La realidad contemporánea señala que se están produciendo dos fenómenos de manera simultánea, aunque con objetivos diferentes. De acuerdo con estudios de EPAM Systems y Technocio, un abrumador 98% de los altos ejecutivos anticipa que la automatización conducirá a reducciones de personal en diversas áreas operativas. Sin embargo, un 72% de los inversores coinciden en que las empresas más exitosas serán aquellas que integren las capacidades humanas con la inteligencia artificial, en lugar de simplemente sustituirlas. Este cambio de perspectiva es crucial para comprender cómo se está redefiniendo el mercado laboral.

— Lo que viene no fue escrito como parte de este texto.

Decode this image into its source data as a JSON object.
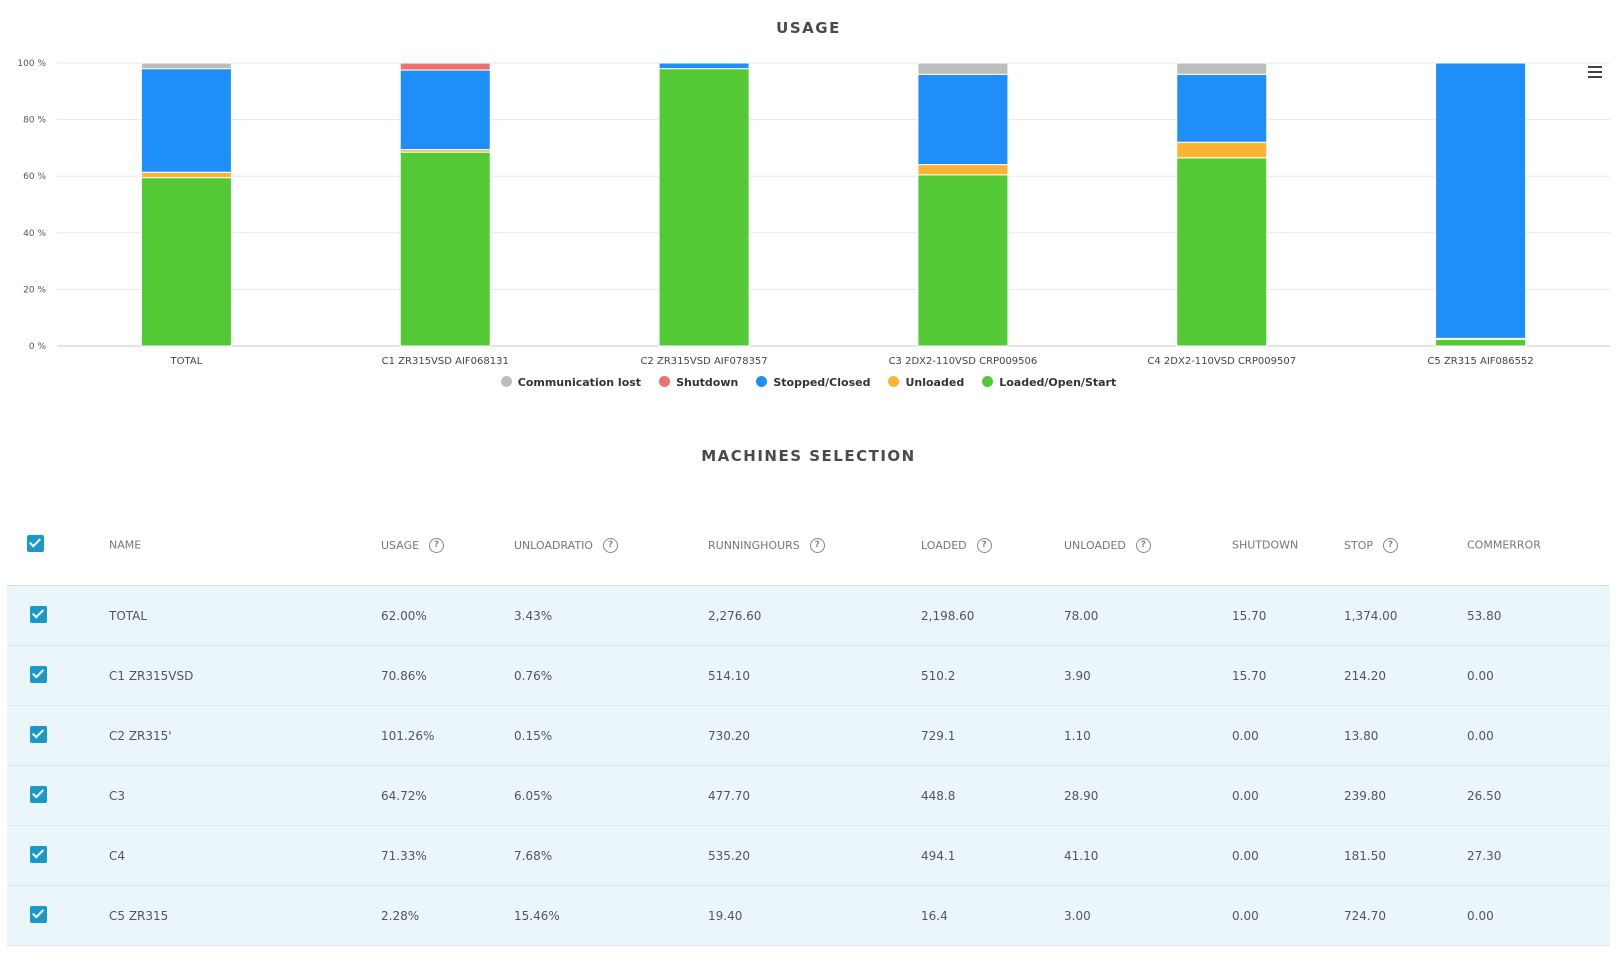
{
  "chart_title": "USAGE",
  "table_title": "MACHINES SELECTION",
  "colors": {
    "comm_lost": "#bdbdbd",
    "shutdown": "#ef7070",
    "stopped": "#1e8ff8",
    "unloaded": "#fbb331",
    "loaded": "#52c935",
    "checkbox": "#1b98c7",
    "row_bg": "#ebf6fb"
  },
  "chart_data": {
    "type": "bar",
    "stacked": true,
    "title": "USAGE",
    "categories": [
      "TOTAL",
      "C1 ZR315VSD AIF068131",
      "C2 ZR315VSD AIF078357",
      "C3 2DX2-110VSD CRP009506",
      "C4 2DX2-110VSD CRP009507",
      "C5 ZR315 AIF086552"
    ],
    "series": [
      {
        "name": "Loaded/Open/Start",
        "color": "#52c935",
        "values": [
          59.5,
          68.5,
          98.0,
          60.5,
          66.5,
          2.3
        ]
      },
      {
        "name": "Unloaded",
        "color": "#fbb331",
        "values": [
          1.9,
          0.9,
          0.0,
          3.6,
          5.5,
          0.4
        ]
      },
      {
        "name": "Stopped/Closed",
        "color": "#1e8ff8",
        "values": [
          36.6,
          28.1,
          2.0,
          31.9,
          24.0,
          97.3
        ]
      },
      {
        "name": "Shutdown",
        "color": "#ef7070",
        "values": [
          0.0,
          2.5,
          0.0,
          0.0,
          0.0,
          0.0
        ]
      },
      {
        "name": "Communication lost",
        "color": "#bdbdbd",
        "values": [
          2.0,
          0.0,
          0.0,
          4.0,
          4.0,
          0.0
        ]
      }
    ],
    "ylim": [
      0,
      100
    ],
    "yticks": [
      "0 %",
      "20 %",
      "40 %",
      "60 %",
      "80 %",
      "100 %"
    ],
    "ytick_values": [
      0,
      20,
      40,
      60,
      80,
      100
    ],
    "grid": true,
    "legend_order": [
      "Communication lost",
      "Shutdown",
      "Stopped/Closed",
      "Unloaded",
      "Loaded/Open/Start"
    ],
    "legend_placement": "bottom"
  },
  "table": {
    "headers": [
      {
        "label": "NAME",
        "help": false
      },
      {
        "label": "USAGE",
        "help": true
      },
      {
        "label": "UNLOADRATIO",
        "help": true
      },
      {
        "label": "RUNNINGHOURS",
        "help": true
      },
      {
        "label": "LOADED",
        "help": true
      },
      {
        "label": "UNLOADED",
        "help": true
      },
      {
        "label": "SHUTDOWN",
        "help": false
      },
      {
        "label": "STOP",
        "help": true
      },
      {
        "label": "COMMERROR",
        "help": false
      }
    ],
    "help_glyph": "?",
    "rows": [
      {
        "checked": true,
        "cells": [
          "TOTAL",
          "62.00%",
          "3.43%",
          "2,276.60",
          "2,198.60",
          "78.00",
          "15.70",
          "1,374.00",
          "53.80"
        ]
      },
      {
        "checked": true,
        "cells": [
          "C1 ZR315VSD",
          "70.86%",
          "0.76%",
          "514.10",
          "510.2",
          "3.90",
          "15.70",
          "214.20",
          "0.00"
        ]
      },
      {
        "checked": true,
        "cells": [
          "C2 ZR315'",
          "101.26%",
          "0.15%",
          "730.20",
          "729.1",
          "1.10",
          "0.00",
          "13.80",
          "0.00"
        ]
      },
      {
        "checked": true,
        "cells": [
          "C3",
          "64.72%",
          "6.05%",
          "477.70",
          "448.8",
          "28.90",
          "0.00",
          "239.80",
          "26.50"
        ]
      },
      {
        "checked": true,
        "cells": [
          "C4",
          "71.33%",
          "7.68%",
          "535.20",
          "494.1",
          "41.10",
          "0.00",
          "181.50",
          "27.30"
        ]
      },
      {
        "checked": true,
        "cells": [
          "C5 ZR315",
          "2.28%",
          "15.46%",
          "19.40",
          "16.4",
          "3.00",
          "0.00",
          "724.70",
          "0.00"
        ]
      }
    ]
  }
}
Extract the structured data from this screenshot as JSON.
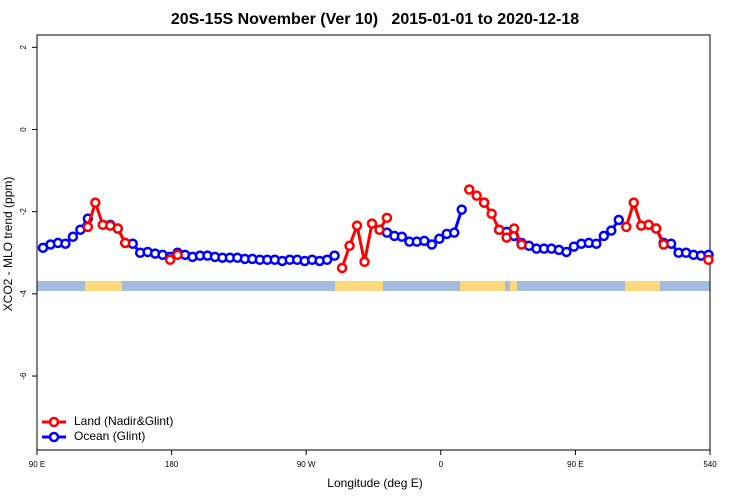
{
  "chart_data": {
    "type": "line",
    "title": "20S-15S November (Ver 10)   2015-01-01 to 2020-12-18",
    "x_label": "Longitude (deg E)",
    "y_label": "XCO2 - MLO trend (ppm)",
    "x": [
      94,
      99,
      104,
      109,
      114,
      119,
      124,
      129,
      134,
      139,
      144,
      149,
      154,
      159,
      164,
      169,
      174,
      179,
      184,
      189,
      194,
      199,
      204,
      209,
      214,
      219,
      224,
      229,
      234,
      239,
      244,
      249,
      254,
      259,
      264,
      269,
      274,
      279,
      284,
      289,
      294,
      299,
      304,
      309,
      314,
      319,
      324,
      329,
      334,
      339,
      344,
      349,
      354,
      359,
      364,
      369,
      374,
      379,
      384,
      389,
      394,
      399,
      404,
      409,
      414,
      419,
      424,
      429,
      434,
      439,
      444,
      449,
      454,
      459,
      464,
      469,
      474,
      479,
      484,
      489,
      494,
      499,
      504,
      509,
      514,
      519,
      524,
      529,
      534,
      539
    ],
    "series": [
      {
        "name": "Land (Nadir&Glint)",
        "color": "#ff0000",
        "values": [
          null,
          null,
          null,
          null,
          null,
          null,
          -2.37,
          -1.78,
          -2.32,
          -2.34,
          -2.41,
          -2.76,
          null,
          null,
          null,
          null,
          null,
          -3.17,
          -3.05,
          null,
          null,
          null,
          null,
          null,
          null,
          null,
          null,
          null,
          null,
          null,
          null,
          null,
          null,
          null,
          null,
          null,
          null,
          null,
          null,
          null,
          -3.37,
          -2.83,
          -2.34,
          -3.22,
          -2.29,
          -2.44,
          -2.15,
          null,
          null,
          null,
          null,
          null,
          null,
          null,
          null,
          null,
          null,
          -1.46,
          -1.61,
          -1.78,
          -2.05,
          -2.44,
          -2.63,
          -2.41,
          -2.8,
          null,
          null,
          null,
          null,
          null,
          null,
          null,
          null,
          null,
          null,
          null,
          null,
          null,
          -2.37,
          -1.78,
          -2.34,
          -2.32,
          -2.41,
          -2.8,
          null,
          null,
          null,
          null,
          null,
          -3.17
        ]
      },
      {
        "name": "Ocean (Glint)",
        "color": "#0000ff",
        "values": [
          -2.88,
          -2.8,
          -2.76,
          -2.78,
          -2.61,
          -2.44,
          -2.17,
          null,
          null,
          -2.32,
          -2.41,
          -2.76,
          -2.78,
          -3.0,
          -2.98,
          -3.02,
          -3.05,
          -3.1,
          -3.0,
          -3.05,
          -3.1,
          -3.07,
          -3.07,
          -3.1,
          -3.12,
          -3.12,
          -3.12,
          -3.15,
          -3.15,
          -3.17,
          -3.17,
          -3.17,
          -3.2,
          -3.17,
          -3.17,
          -3.2,
          -3.17,
          -3.2,
          -3.17,
          -3.07,
          null,
          null,
          null,
          null,
          null,
          null,
          -2.51,
          -2.59,
          -2.61,
          -2.73,
          -2.73,
          -2.71,
          -2.8,
          -2.66,
          -2.54,
          -2.51,
          -1.95,
          null,
          null,
          -1.78,
          null,
          -2.44,
          -2.49,
          -2.59,
          -2.76,
          -2.83,
          -2.9,
          -2.9,
          -2.9,
          -2.93,
          -2.98,
          -2.85,
          -2.78,
          -2.76,
          -2.78,
          -2.59,
          -2.46,
          -2.2,
          null,
          null,
          null,
          -2.32,
          -2.41,
          -2.76,
          -2.78,
          -3.0,
          -3.0,
          -3.05,
          -3.07,
          -3.05
        ]
      }
    ],
    "xlim": [
      90,
      540
    ],
    "xticks": [
      {
        "value": 90,
        "label": "90 E"
      },
      180,
      {
        "value": 270,
        "label": "90 W"
      },
      {
        "value": 360,
        "label": "0"
      },
      {
        "value": 450,
        "label": "90 E"
      },
      540
    ],
    "ylim": [
      -7.8,
      2.3
    ],
    "yticks": [
      -6,
      -4,
      -2,
      0,
      2
    ],
    "grid": false,
    "legend": "bottom-left"
  }
}
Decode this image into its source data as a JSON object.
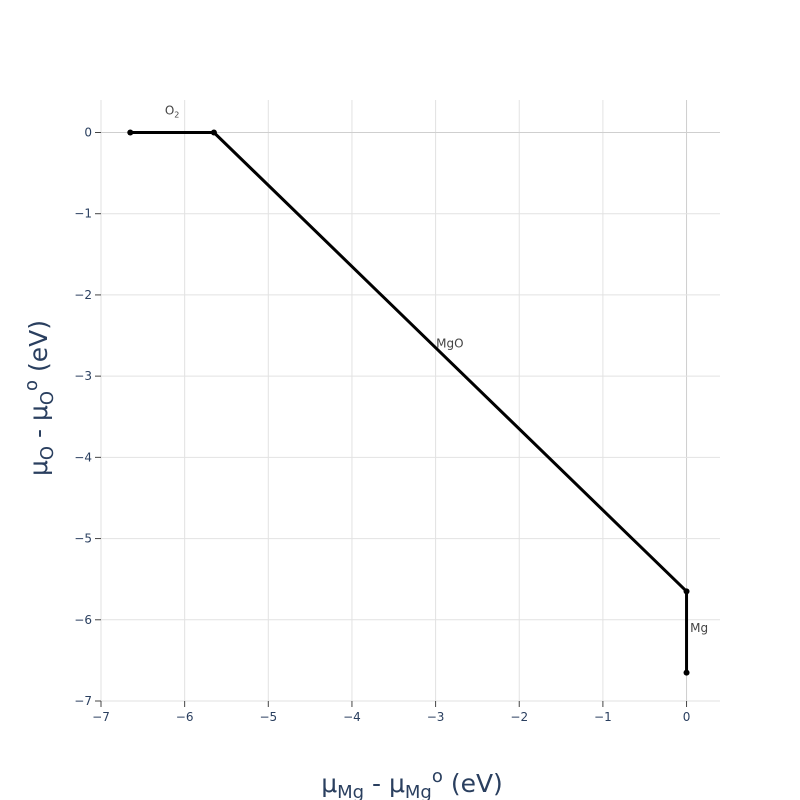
{
  "chart_data": {
    "type": "line",
    "title": "",
    "xlabel": {
      "base": "μ",
      "sub": "Mg",
      "mid": " - μ",
      "sub2": "Mg",
      "sup": "o",
      "tail": " (eV)"
    },
    "ylabel": {
      "base": "μ",
      "sub": "O",
      "mid": " - μ",
      "sub2": "O",
      "sup": "o",
      "tail": " (eV)"
    },
    "xlim": [
      -7,
      0.4
    ],
    "ylim": [
      -7,
      0.4
    ],
    "xticks": [
      -7,
      -6,
      -5,
      -4,
      -3,
      -2,
      -1,
      0
    ],
    "yticks": [
      0,
      -1,
      -2,
      -3,
      -4,
      -5,
      -6,
      -7
    ],
    "xtick_labels": [
      "−7",
      "−6",
      "−5",
      "−4",
      "−3",
      "−2",
      "−1",
      "0"
    ],
    "ytick_labels": [
      "0",
      "−1",
      "−2",
      "−3",
      "−4",
      "−5",
      "−6",
      "−7"
    ],
    "grid": true,
    "line_color": "#000000",
    "series": [
      {
        "x": [
          -6.65,
          -5.65
        ],
        "y": [
          0,
          0
        ]
      },
      {
        "x": [
          -5.65,
          0
        ],
        "y": [
          0,
          -5.65
        ]
      },
      {
        "x": [
          0,
          0
        ],
        "y": [
          -5.65,
          -6.65
        ]
      }
    ],
    "vertices": [
      {
        "x": -6.65,
        "y": 0
      },
      {
        "x": -5.65,
        "y": 0
      },
      {
        "x": 0,
        "y": -5.65
      },
      {
        "x": 0,
        "y": -6.65
      }
    ],
    "annotations": [
      {
        "base": "O",
        "sub": "2",
        "x": -6.15,
        "y": 0.22
      },
      {
        "base": "MgO",
        "sub": "",
        "x": -2.83,
        "y": -2.65
      },
      {
        "base": "Mg",
        "sub": "",
        "x": 0.15,
        "y": -6.15
      }
    ]
  }
}
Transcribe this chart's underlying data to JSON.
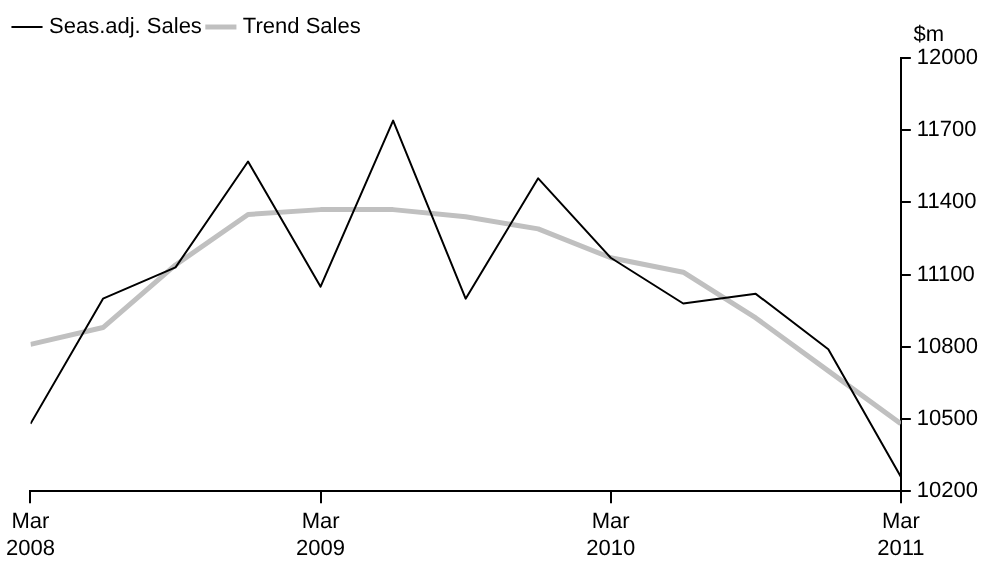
{
  "chart_data": {
    "type": "line",
    "ylabel": "$m",
    "legend": "top left",
    "line_style": "solid",
    "x": [
      "2008-03",
      "2008-06",
      "2008-09",
      "2008-12",
      "2009-03",
      "2009-06",
      "2009-09",
      "2009-12",
      "2010-03",
      "2010-06",
      "2010-09",
      "2010-12",
      "2011-03"
    ],
    "xlim": [
      "2008-03",
      "2011-03"
    ],
    "xticks": [
      {
        "value": "2008-03",
        "label": "Mar 2008"
      },
      {
        "value": "2009-03",
        "label": "Mar 2009"
      },
      {
        "value": "2010-03",
        "label": "Mar 2010"
      },
      {
        "value": "2011-03",
        "label": "Mar 2011"
      }
    ],
    "ylim": [
      10200,
      12000
    ],
    "yticks": [
      10200,
      10500,
      10800,
      11100,
      11400,
      11700,
      12000
    ],
    "series": [
      {
        "name": "Seas.adj. Sales",
        "color": "#000000",
        "values": [
          10480,
          11000,
          11130,
          11570,
          11050,
          11740,
          11000,
          11500,
          11170,
          10980,
          11020,
          10790,
          10260
        ]
      },
      {
        "name": "Trend Sales",
        "color": "#c0c0c0",
        "values": [
          10810,
          10880,
          11140,
          11350,
          11370,
          11370,
          11340,
          11290,
          11170,
          11110,
          10920,
          10700,
          10480
        ]
      }
    ]
  }
}
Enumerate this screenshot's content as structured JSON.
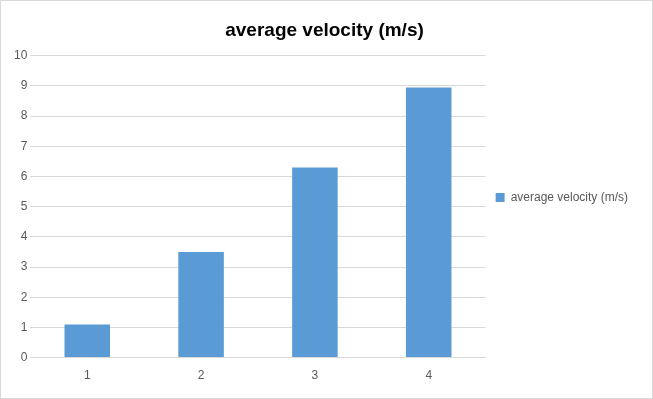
{
  "chart_data": {
    "type": "bar",
    "title": "average velocity (m/s)",
    "categories": [
      "1",
      "2",
      "3",
      "4"
    ],
    "series": [
      {
        "name": "average velocity (m/s)",
        "color": "#5b9bd5",
        "values": [
          1.1,
          3.5,
          6.3,
          8.95
        ]
      }
    ],
    "ylim": [
      0,
      10
    ],
    "yticks": [
      0,
      1,
      2,
      3,
      4,
      5,
      6,
      7,
      8,
      9,
      10
    ],
    "grid": true,
    "legend": "right"
  }
}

En sectores como finanzas y tecnología, se observa un descenso en los puestos de trabajo que están más expuestos a la automatización. A su vez, se registra un crecimiento notable en roles que están orientados a la potenciación, donde los trabajadores se benefician de la colaboración con agentes autónomos para aumentar su productividad. Esta dinámica sugiere que la presencia de la IA puede ser un aliado en lugar de un adversario para los profesionales que estén dispuestos a adaptarse y aprender a utilizar estas nuevas herramientas.

Los especialistas en el tema coinciden en un punto crucial: la inteligencia artificial no sustituirá a los humanos, pero aquellos que sean capaces de utilizar la IA de manera efectiva reemplazarán a quienes no lo hagan. Esta idea se ve respaldada por la visión del experto Leandro Cazorla, quien, desde su posición en Adecco Argentina, plantea un cambio conceptual radical. Cazorla introduce el término “supertrabajadores”, haciendo referencia a los perfiles que, lejos de ser desplazados por la tecnología, logran mejorar su rendimiento gracias a la integración de habilidades humanas con las capacidades ampliadas que ofrece la IA.

Este enfoque desafía la lógica binaria de “empleados versus máquinas”, proponiendo en su lugar una relación más compleja y colaborativa. La inteligencia artificial no necesariamente debe ser vista como un reemplazo del talento humano, sino como una herramienta que puede amplificarlo y optimizarlo. Sin embargo, es importante señalar que este resultado no se produce de manera automática. Para que la tecnología genere valor real, es fundamental que exista una intervención activa por parte del liderazgo en las organizaciones.

Una de las premisas fundamentales de esta nueva perspectiva es que la tecnología por sí sola no es capaz de redefinir el trabajo. La inteligencia artificial puede procesar grandes volúmenes de datos, identificar patrones y acelerar procesos, pero su verdadero potencial se alcanza únicamente cuando se combina con la creatividad y el juicio humano. La manera en que las organizaciones aborden esta relación será determinante para el futuro del empleo en un mundo cada vez más automatizado.